Repository files navigation

tensor-shape-assert

A minimal utility library that

  • ensures correct input and output shapes of arrays in your function during runtime,
  • adds code readability through clear shape annotations,
  • supports any array class that exposes a shape property,
  • and a lot more!

Installation

Currently, the package can only be installed directly from the repository with

pip install git+https://github.com/leifvan/tensor-shape-assert

Usage

Decorate functions with @check_tensor_shapes() and any parameter with a type hint of type ShapedTensor[<desc>] will be dynamically checked for the correct shape. A shape descriptor is a string of space-separated length descriptions for each dimension. The return value can also be annotated in the same way.

Simple example

import torch
from .tensor_shape_assert import check_tensor_shapes, ShapedTensor

@check_tensor_shapes()
def my_simple_func(
        x: ShapedTensor["a b 3"],
        y: ShapedTensor["b 2"]
) -> ShapedTensor["a"]:

    z = x[:, :, :2] + y[None]
    return (z[:, :, 0] * z[:, :, 1]).sum(dim=1)

Calling it like this

my_simple_func(torch.zeros(5, 4, 3), y=torch.zeros(4, 2)) # works

passes the test, because a=5 and b=4 matches for both input and output annotations.

For

my_simple_func(torch.zeros(5, 4, 3), y=torch.zeros(4, 3)) # fails

the test fails, because y is expected to have length 2 in the second dimension.

Integers

  • Sizes can be defined explicitly as an integer, e.g. "5 3" (only arrays of shape (5, 3) are valid)
  • * can be used as a wildcard, allowing any size, e.g. "* 5" (any 2D tensor with length 5 in the second dimension is valid)
  • using an empty string "" or the alias ScalarTensor checks for scalar tensors.

Variables

  • Sizes may be given as a variable, e.g. "b 3" (any 2D tensor with length 3 in the second dimension is valid)
  • Variables can have arbitrary names, as long as they are not interpretable by the other rules, e.g. "my_first_dimension 123_456_test 2" (any 3D tensor with length 2 in the third dimension). See also dtype annotations below.

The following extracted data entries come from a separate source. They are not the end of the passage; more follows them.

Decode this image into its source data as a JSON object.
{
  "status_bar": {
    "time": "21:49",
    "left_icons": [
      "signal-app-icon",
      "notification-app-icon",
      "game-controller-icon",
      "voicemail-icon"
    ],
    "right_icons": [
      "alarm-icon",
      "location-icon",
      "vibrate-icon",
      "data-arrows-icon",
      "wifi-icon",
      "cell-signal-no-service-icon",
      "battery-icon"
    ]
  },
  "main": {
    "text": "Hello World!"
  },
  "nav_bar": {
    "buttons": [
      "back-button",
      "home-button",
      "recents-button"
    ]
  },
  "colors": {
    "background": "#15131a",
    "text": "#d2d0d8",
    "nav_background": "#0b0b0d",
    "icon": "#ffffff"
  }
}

If multiple parameters are annotated with the same variable, the shapes must have the same length along that dimension, i.e. if a tensor x has annotation "a b 3" and another tensor y has annotation "b 2", then x.shape[1] must be equal to y.shape[0].

Parameters of type int are added to the list of shape variables, which allows to specify fixed shapes dynamically. This behavior can be turned off with @check_tensor_shapes(ints_to_variables=False). An example is shown below.

Batch Dimensions

  • An arbitrary length of batch dimensions can be defined, e.g. "... k 3" (an n-dimensional tensor (n >= 2) with length 3 in the last dimension)
  • The batch dimension(s) can also be named to be matched across annotations, e.g. "...B n 4" (an n-dimensional tensor (n >= 2) with length 4 in the last dimension)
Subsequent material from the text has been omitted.